Bourbaki and foundations
dkapa at Academyofathens.gr
Wed May 18 21:43:54 EDT 2022
FOR THE THREAD BOURBAKI AND FOUNDATIONS
In the initial post by Michael Sheard which generated this very rich and interesting thread, there is a certain ambiguity that begs for clarification. Let me explain what a mean, by an example. So, one question is (I quote):
“How widespread was the belief that category theory is an obviously better foundation for mathematics than set theory, among mathematicians in 2006 (when the book was published)?”
Now, “foundation” above can have two meanings. It might mean either (i) the foundational toolkit the mathematician should better work with or (ii) the domain of objects, one can reduce (try to reduce) all mathematical objects to.
These two are obviously not the same. For example. One can reduce (make an effort to reduce) all mathematics to set theory, but one can hardly expect from an expert of, e.g., analysis to employ ZFC as her toolkit, when proving theorems.
There are several similar analogies that make the same point.
Let me make one in the form of two questions.
Some logicist could probably say that all mathematics can be reduced to set theory. Would she also opt for all mathematical theorems she proves to have the shape of theorems of ZFC? On the other hand, someone who feels well at ease in category theory, would she also claim that all mathematical objects can be reduced (in the logicist sense) to categories?
From: FOM <fom-bounces at cs.nyu.edu> on behalf of Michael Sheard <msheard at stlawu.edu>
Date: Monday, 9 May 2022 - 2:58 AM
To: fom at cs.nyu.edu <fom at cs.nyu.edu>
Subject: Bourbaki and foundations
I recently read the book "The Artist and the Mathematician," which is Amir Aczel's "biography" of Nicolas Bourbaki. In the concluding chapter, we find this passage:
"Bourbaki lost an incredibly important opportunity to remake its oeuvre in the new form of the theory of categories, something that would have better suited the study of structures than did the old theory of sets with its myriad problems and inadequacies. ... Bourbaki had a chance, through the work of Grothendieck and his students, to refound modern mathematics on the theory of categories, but Bourbaki missed that chance. In part, this missed opportunity led to the demise of Bourbaki. For mathematics remained based on a flawed system, set theory, rather than something that would have been much more appropriate. ..."
Earlier, Aczel had already said that Bourbaki's "greatest error" was "letting Grothendieck go and disagreeing with his vision for the future of mathematics" -- specifically, its unwillingness to revise its earlier volumes in order to replace set theory, a "discipline full of theoretical holes," with category theory, which "does not suffer from the inherent limitations of set theory," as the foundation of mathematics.
Although much of my work is in set theory, I am open to the possibility that category theory could serve as a better foundation for mathematics in its full scope than set theory.
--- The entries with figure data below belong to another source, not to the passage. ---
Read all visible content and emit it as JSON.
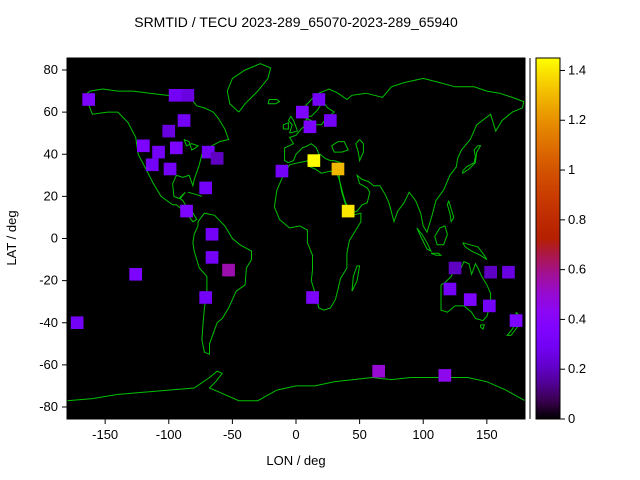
{
  "title": "SRMTID / TECU 2023-289_65070-2023-289_65940",
  "axes": {
    "xlabel": "LON / deg",
    "ylabel": "LAT / deg",
    "xlim": [
      -180,
      180
    ],
    "ylim": [
      -85.7,
      85.7
    ],
    "x_ticks": [
      -150,
      -100,
      -50,
      0,
      50,
      100,
      150
    ],
    "y_ticks": [
      -80,
      -60,
      -40,
      -20,
      0,
      20,
      40,
      60,
      80
    ]
  },
  "colorbar": {
    "min": 0,
    "max": 1.45,
    "ticks": [
      "0",
      "0.2",
      "0.4",
      "0.6",
      "0.8",
      "1",
      "1.2",
      "1.4"
    ],
    "tick_values": [
      0,
      0.2,
      0.4,
      0.6,
      0.8,
      1.0,
      1.2,
      1.4
    ],
    "palette": "gnuplot default pm3d (black-violet-magenta-orange-yellow)"
  },
  "chart_data": {
    "type": "heatmap",
    "projection": "equirectangular world map",
    "units": "TECU",
    "background": "#000000",
    "coastline_color": "#00c000",
    "grid": false,
    "legend_position": "right colorbar",
    "cell_size_deg": {
      "lon": 10,
      "lat": 6
    },
    "cells": [
      {
        "lon": -163,
        "lat": 66,
        "v": 0.35
      },
      {
        "lon": -95,
        "lat": 68,
        "v": 0.3
      },
      {
        "lon": -85,
        "lat": 68,
        "v": 0.25
      },
      {
        "lon": -88,
        "lat": 56,
        "v": 0.3
      },
      {
        "lon": -100,
        "lat": 51,
        "v": 0.25
      },
      {
        "lon": -120,
        "lat": 44,
        "v": 0.35
      },
      {
        "lon": -108,
        "lat": 41,
        "v": 0.3
      },
      {
        "lon": -94,
        "lat": 43,
        "v": 0.35
      },
      {
        "lon": -113,
        "lat": 35,
        "v": 0.3
      },
      {
        "lon": -99,
        "lat": 33,
        "v": 0.3
      },
      {
        "lon": -69,
        "lat": 41,
        "v": 0.3
      },
      {
        "lon": -62,
        "lat": 38,
        "v": 0.2
      },
      {
        "lon": -11,
        "lat": 32,
        "v": 0.3
      },
      {
        "lon": 14,
        "lat": 37,
        "v": 1.45
      },
      {
        "lon": 33,
        "lat": 33,
        "v": 1.3
      },
      {
        "lon": -71,
        "lat": 24,
        "v": 0.3
      },
      {
        "lon": -86,
        "lat": 13,
        "v": 0.35
      },
      {
        "lon": 41,
        "lat": 13,
        "v": 1.4
      },
      {
        "lon": 18,
        "lat": 66,
        "v": 0.3
      },
      {
        "lon": 5,
        "lat": 60,
        "v": 0.35
      },
      {
        "lon": 27,
        "lat": 56,
        "v": 0.3
      },
      {
        "lon": 11,
        "lat": 53,
        "v": 0.35
      },
      {
        "lon": -66,
        "lat": 2,
        "v": 0.3
      },
      {
        "lon": -66,
        "lat": -9,
        "v": 0.3
      },
      {
        "lon": -53,
        "lat": -15,
        "v": 0.55
      },
      {
        "lon": -126,
        "lat": -17,
        "v": 0.35
      },
      {
        "lon": -71,
        "lat": -28,
        "v": 0.3
      },
      {
        "lon": 13,
        "lat": -28,
        "v": 0.35
      },
      {
        "lon": 125,
        "lat": -14,
        "v": 0.2
      },
      {
        "lon": 153,
        "lat": -16,
        "v": 0.2
      },
      {
        "lon": 167,
        "lat": -16,
        "v": 0.25
      },
      {
        "lon": 121,
        "lat": -24,
        "v": 0.3
      },
      {
        "lon": 137,
        "lat": -29,
        "v": 0.35
      },
      {
        "lon": 152,
        "lat": -32,
        "v": 0.3
      },
      {
        "lon": -172,
        "lat": -40,
        "v": 0.3
      },
      {
        "lon": 173,
        "lat": -39,
        "v": 0.35
      },
      {
        "lon": 65,
        "lat": -63,
        "v": 0.5
      },
      {
        "lon": 117,
        "lat": -65,
        "v": 0.45
      }
    ]
  }
}
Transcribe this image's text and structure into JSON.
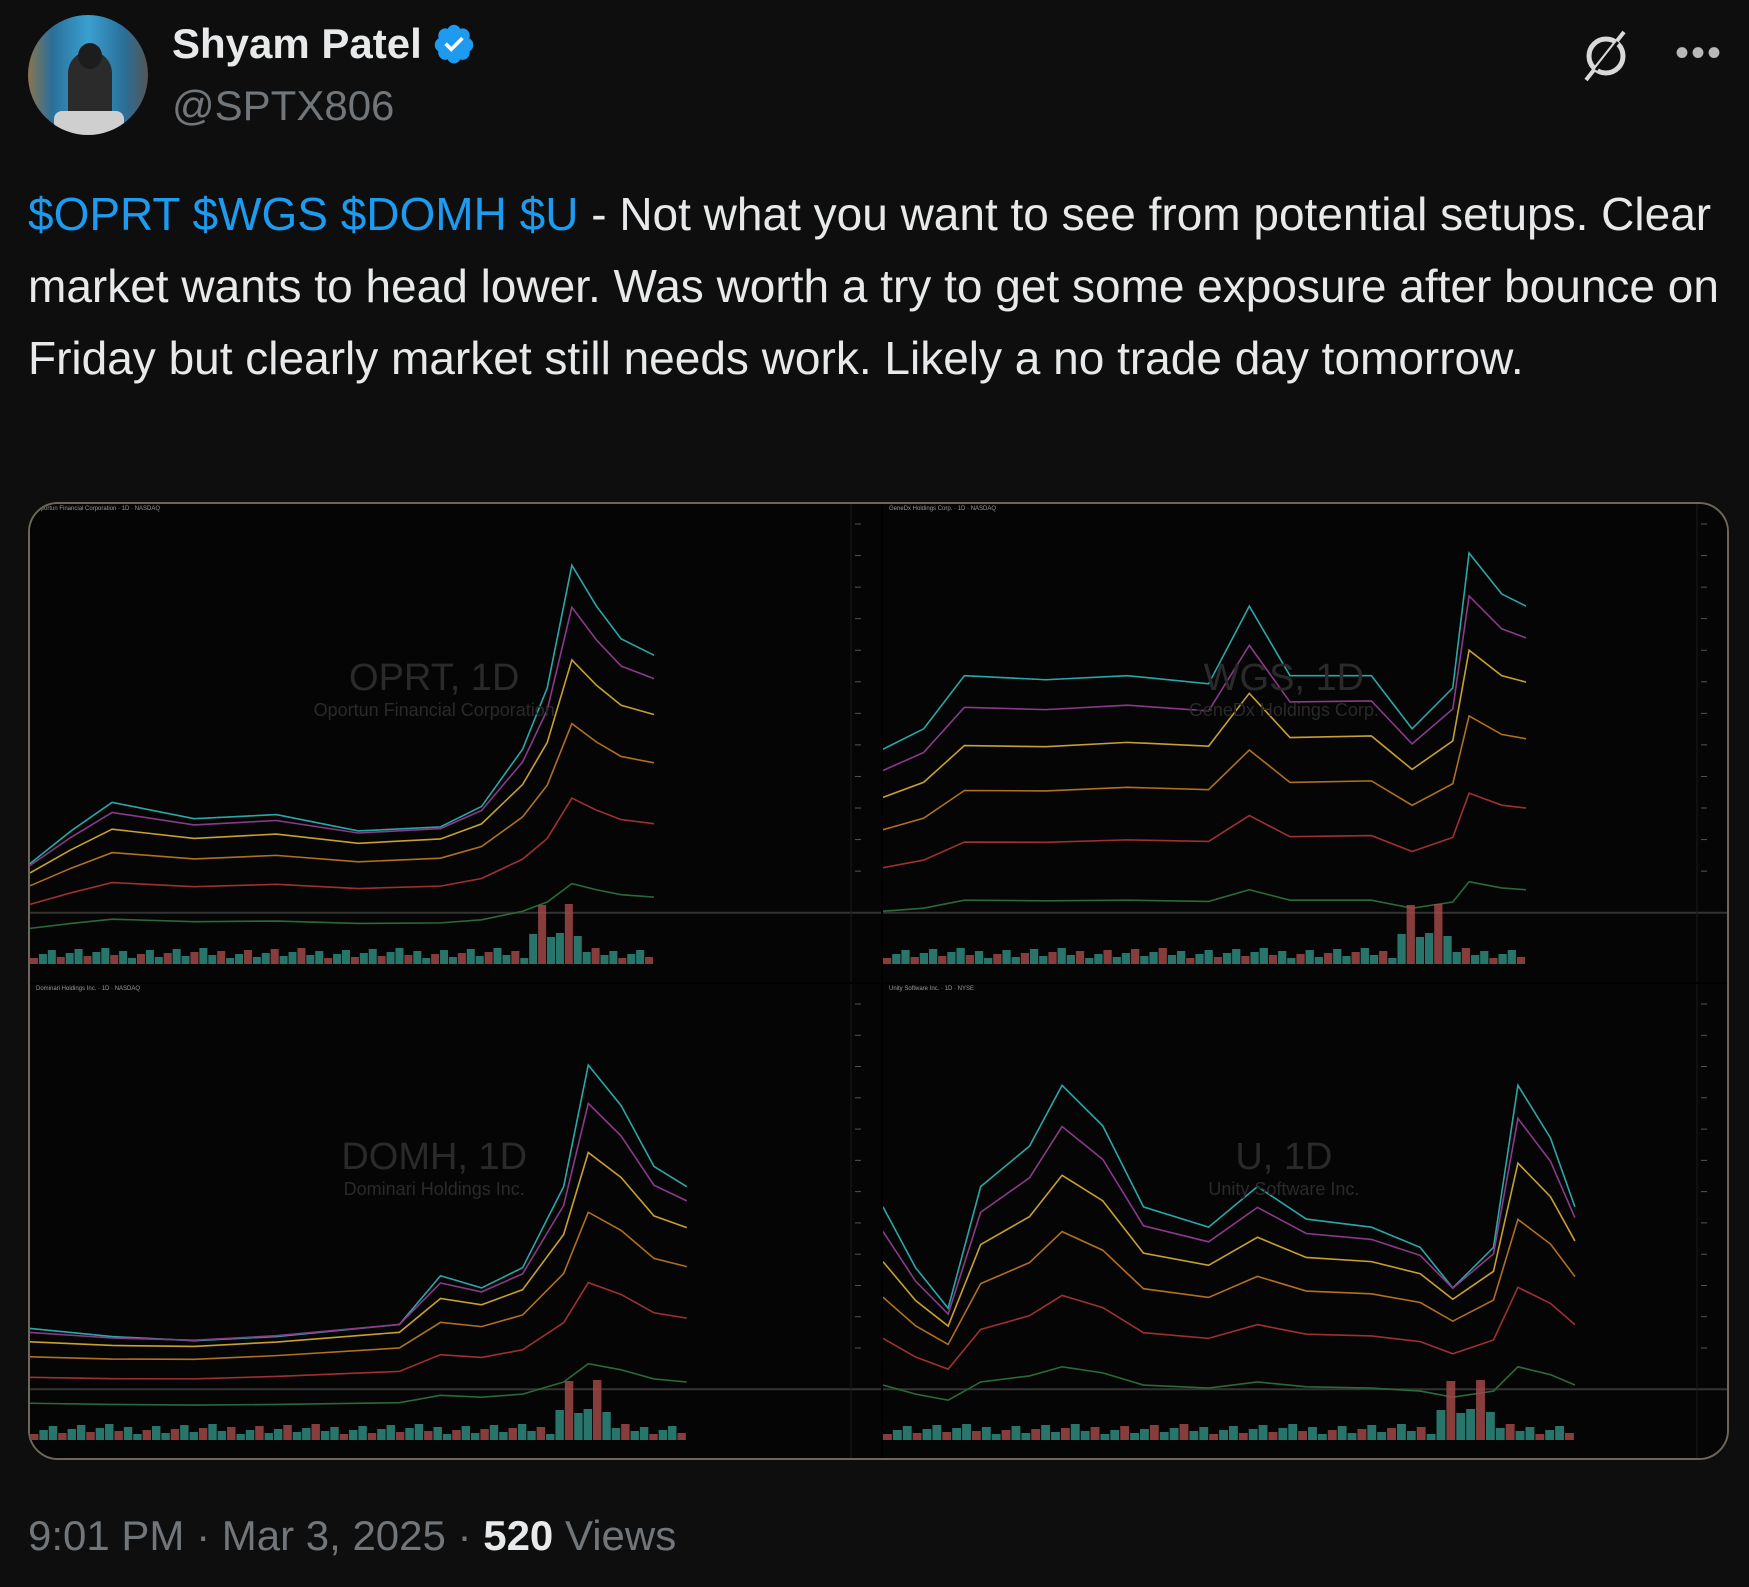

I just do not feel that I have ever seen much evidence for that proposition. So, I would be very interested to hear reactions to any or all of the following questions:
(1) How widespread was the belief that category theory is an obviously better foundation for mathematics than set theory, among mathematicians in 2006 (when the book was published)?
(2) How widespread is this belief today?
(3) What is your position on this belief?